Seniorenalltag · Zuhause & Sicherheit

Wohnung neu denken: Zonen und freie Laufwege

Eine Wohnung wird sicherer, wenn jeder Bereich eine klare Aufgabe hat und die wichtigsten Wege frei bleiben.

Inhalt

  1. Kurz gesagt
  2. Die wichtigsten Zonen
  3. Laufwege prüfen
  4. Lieblingsplatz gut einrichten
  5. Möbel mit neuer Aufgabe
  6. Mit Familie umräumen
  7. Checkliste
  8. Kurz merken

Eine Wohnung wächst über Jahre. Möbel kommen dazu, Dinge bleiben stehen, Wege werden enger. Irgendwann passt der Alltag nicht mehr gut zur Einrichtung.
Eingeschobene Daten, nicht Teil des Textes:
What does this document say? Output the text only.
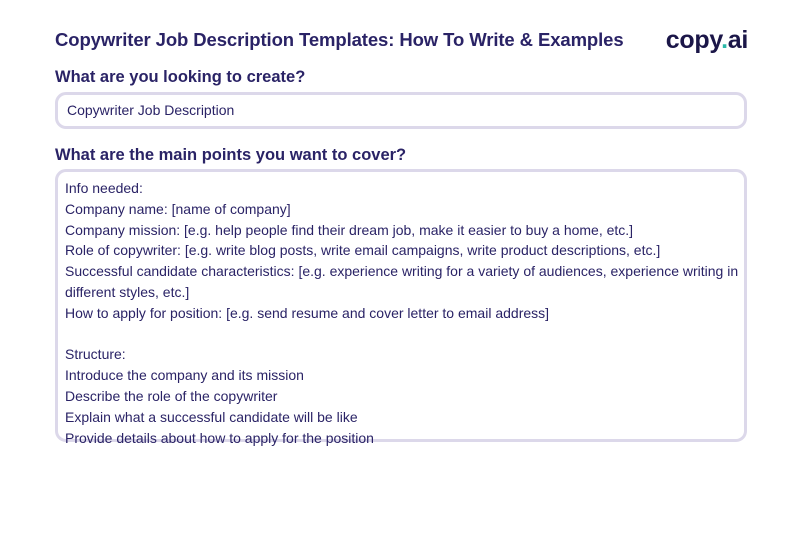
Copywriter Job Description Templates: How To Write & Examples copy.ai
What are you looking to create?
Copywriter Job Description
What are the main points you want to cover?
Info needed:
Company name: [name of company]
Company mission: [e.g. help people find their dream job, make it easier to buy a home, etc.]
Role of copywriter: [e.g. write blog posts, write email campaigns, write product descriptions, etc.]
Successful candidate characteristics: [e.g. experience writing for a variety of audiences, experience writing in
different styles, etc.]
How to apply for position: [e.g. send resume and cover letter to email address]
Structure:
Introduce the company and its mission
Describe the role of the copywriter
Explain what a successful candidate will be like
Provide details about how to apply for the position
Dann hilft es, die Wohnung neu zu denken: nicht als Sammlung von Möbeln, sondern als Orte für bestimmte Tätigkeiten.

Kurz gesagt

  • Jeder wichtige Bereich braucht eine klare Aufgabe.
  • Laufwege sollen frei und gut beleuchtet sein.
  • Lieblingsplätze brauchen alles Wichtige in Reichweite.
  • Möbel dürfen nicht nur schön sein, sie müssen den Alltag tragen.
  • Kleine Änderungen reichen oft.

Die wichtigsten Zonen

Typische Zonen sind:

  • Schlafen
  • Waschen
  • Anziehen
  • Essen
  • Lesen
  • Fernsehen
  • Telefonieren
  • Medikamente
  • Ankommen und Jacke ablegen

Wenn Dinge aus einer Zone überall verstreut sind, entsteht Unruhe. Brille, Telefon, Medikamente oder Fernbedienung brauchen feste Plätze.

Laufwege prüfen

Die wichtigsten Wege sind:

  • Bett zum Bad
  • Haustür zum Wohnzimmer
  • Küche zum Esstisch
  • Sofa zum Telefon
  • Weg zum Balkon

Diese Wege sollten breit genug, hell und frei sein. Ein kleiner Tisch, der immer umrundet werden muss, kann mehr stören als man denkt.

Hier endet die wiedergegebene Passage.